Lingkar Berita Pendidikan Indonesia

Usir Polutan Berbahaya, Letakkan Tanaman Pothos Ivy

Tahukah anda, bahwa ada banyak senyawa berbahaya di dalam rumah kita? Aktivitas keseharian seperti merebus air, menyimpan perkakas berkebun, memasukkan mobil ke garasi, bahkan ketika mandi, ternyata banyak menghasilkan senyawa kecil. Sebut saja molekul kecil seperti kloroform yang ada di proses klorinasi air. Lalu ada benzena yang merupakan komponen dari bensin. Beberapa senyawa, telah disebut sebagai pemapar yang dapat menyebabkan penyakit kanker.
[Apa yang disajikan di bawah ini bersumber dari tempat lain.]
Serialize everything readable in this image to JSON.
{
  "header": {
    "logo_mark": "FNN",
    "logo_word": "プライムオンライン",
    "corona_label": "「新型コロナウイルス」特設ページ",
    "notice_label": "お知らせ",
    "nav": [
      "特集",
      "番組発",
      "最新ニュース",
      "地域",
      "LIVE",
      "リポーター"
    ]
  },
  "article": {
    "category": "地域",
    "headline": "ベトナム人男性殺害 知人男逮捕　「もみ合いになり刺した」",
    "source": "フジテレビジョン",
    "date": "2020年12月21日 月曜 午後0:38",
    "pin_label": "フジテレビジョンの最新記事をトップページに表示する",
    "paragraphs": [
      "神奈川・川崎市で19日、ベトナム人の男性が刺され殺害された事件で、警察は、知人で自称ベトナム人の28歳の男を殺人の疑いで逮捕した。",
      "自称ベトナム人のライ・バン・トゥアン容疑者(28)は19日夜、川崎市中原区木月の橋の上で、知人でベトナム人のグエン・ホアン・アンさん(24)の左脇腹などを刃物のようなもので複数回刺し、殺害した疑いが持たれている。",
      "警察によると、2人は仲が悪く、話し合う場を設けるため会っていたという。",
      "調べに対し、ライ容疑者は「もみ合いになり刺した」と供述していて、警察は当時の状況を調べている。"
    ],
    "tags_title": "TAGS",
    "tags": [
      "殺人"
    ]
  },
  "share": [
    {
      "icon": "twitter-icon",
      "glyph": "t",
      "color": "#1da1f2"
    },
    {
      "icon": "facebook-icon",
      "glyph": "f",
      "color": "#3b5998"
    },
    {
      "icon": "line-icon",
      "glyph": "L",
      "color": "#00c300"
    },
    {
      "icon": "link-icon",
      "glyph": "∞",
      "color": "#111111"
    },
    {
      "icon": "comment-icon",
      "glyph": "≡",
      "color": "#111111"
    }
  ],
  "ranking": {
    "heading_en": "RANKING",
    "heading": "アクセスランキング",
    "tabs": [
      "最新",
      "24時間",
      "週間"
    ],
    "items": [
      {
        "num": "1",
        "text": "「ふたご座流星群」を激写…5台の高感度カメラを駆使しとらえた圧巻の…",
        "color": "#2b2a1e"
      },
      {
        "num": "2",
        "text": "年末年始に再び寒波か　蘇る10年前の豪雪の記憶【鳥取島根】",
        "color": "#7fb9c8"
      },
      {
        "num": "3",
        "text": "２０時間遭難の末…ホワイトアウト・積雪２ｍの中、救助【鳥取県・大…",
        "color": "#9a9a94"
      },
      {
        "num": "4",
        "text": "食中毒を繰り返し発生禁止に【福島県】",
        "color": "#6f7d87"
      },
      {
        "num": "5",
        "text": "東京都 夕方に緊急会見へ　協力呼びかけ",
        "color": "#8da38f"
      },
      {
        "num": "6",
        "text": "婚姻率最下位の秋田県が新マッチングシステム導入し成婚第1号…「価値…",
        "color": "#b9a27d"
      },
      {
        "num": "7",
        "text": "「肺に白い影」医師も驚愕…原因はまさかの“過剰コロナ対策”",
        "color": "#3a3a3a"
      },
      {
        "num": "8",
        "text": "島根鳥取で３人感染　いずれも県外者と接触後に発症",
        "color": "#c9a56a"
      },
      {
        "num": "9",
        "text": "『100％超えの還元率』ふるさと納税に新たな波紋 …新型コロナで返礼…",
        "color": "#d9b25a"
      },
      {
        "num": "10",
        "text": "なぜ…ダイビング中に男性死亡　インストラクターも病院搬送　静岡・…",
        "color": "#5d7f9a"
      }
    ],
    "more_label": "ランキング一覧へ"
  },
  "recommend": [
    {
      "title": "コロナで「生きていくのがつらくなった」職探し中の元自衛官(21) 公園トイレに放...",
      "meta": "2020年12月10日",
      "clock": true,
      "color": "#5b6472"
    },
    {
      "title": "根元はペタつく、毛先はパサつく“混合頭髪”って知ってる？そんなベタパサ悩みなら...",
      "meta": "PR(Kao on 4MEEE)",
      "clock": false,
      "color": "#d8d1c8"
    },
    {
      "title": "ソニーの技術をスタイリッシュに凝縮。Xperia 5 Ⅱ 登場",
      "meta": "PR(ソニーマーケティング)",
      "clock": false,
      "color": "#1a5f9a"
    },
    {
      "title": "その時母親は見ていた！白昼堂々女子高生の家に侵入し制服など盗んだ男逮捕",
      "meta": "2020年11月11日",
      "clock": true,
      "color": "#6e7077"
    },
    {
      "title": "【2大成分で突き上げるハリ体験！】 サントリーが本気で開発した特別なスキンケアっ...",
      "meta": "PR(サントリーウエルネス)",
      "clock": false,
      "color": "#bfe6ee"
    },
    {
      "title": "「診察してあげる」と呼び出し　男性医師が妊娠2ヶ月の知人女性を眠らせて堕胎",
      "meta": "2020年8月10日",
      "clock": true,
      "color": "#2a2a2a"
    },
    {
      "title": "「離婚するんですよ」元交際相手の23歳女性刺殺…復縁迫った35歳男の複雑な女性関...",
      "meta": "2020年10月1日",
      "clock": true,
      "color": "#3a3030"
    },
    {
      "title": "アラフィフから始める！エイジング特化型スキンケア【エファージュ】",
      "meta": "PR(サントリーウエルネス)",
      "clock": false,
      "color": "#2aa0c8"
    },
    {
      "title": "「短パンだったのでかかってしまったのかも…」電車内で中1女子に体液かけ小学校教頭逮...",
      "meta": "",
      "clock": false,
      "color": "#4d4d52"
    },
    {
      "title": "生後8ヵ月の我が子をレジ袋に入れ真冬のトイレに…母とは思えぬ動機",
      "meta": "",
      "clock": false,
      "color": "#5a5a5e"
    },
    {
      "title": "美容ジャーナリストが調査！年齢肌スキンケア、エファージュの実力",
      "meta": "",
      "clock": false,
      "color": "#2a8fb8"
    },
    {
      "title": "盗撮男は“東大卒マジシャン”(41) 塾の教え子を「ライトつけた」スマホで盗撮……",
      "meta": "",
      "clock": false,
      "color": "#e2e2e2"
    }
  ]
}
Beberapa masyarakat, terlihat sudah mulai menggunakan alat penyaring untuk dapat menghalau partikel debu yang disebut mengganggu.

"Orang-orang belum benar-benar berbicara tentang senyawa organik berbahaya ini di rumah, dan saya pikir itu karena kita tidak dapat melakukan apa pun," kata Prof. Stuart Strand, seorang profesor riset pada Departemen Teknik sipil dan lingkungan, University of Washington.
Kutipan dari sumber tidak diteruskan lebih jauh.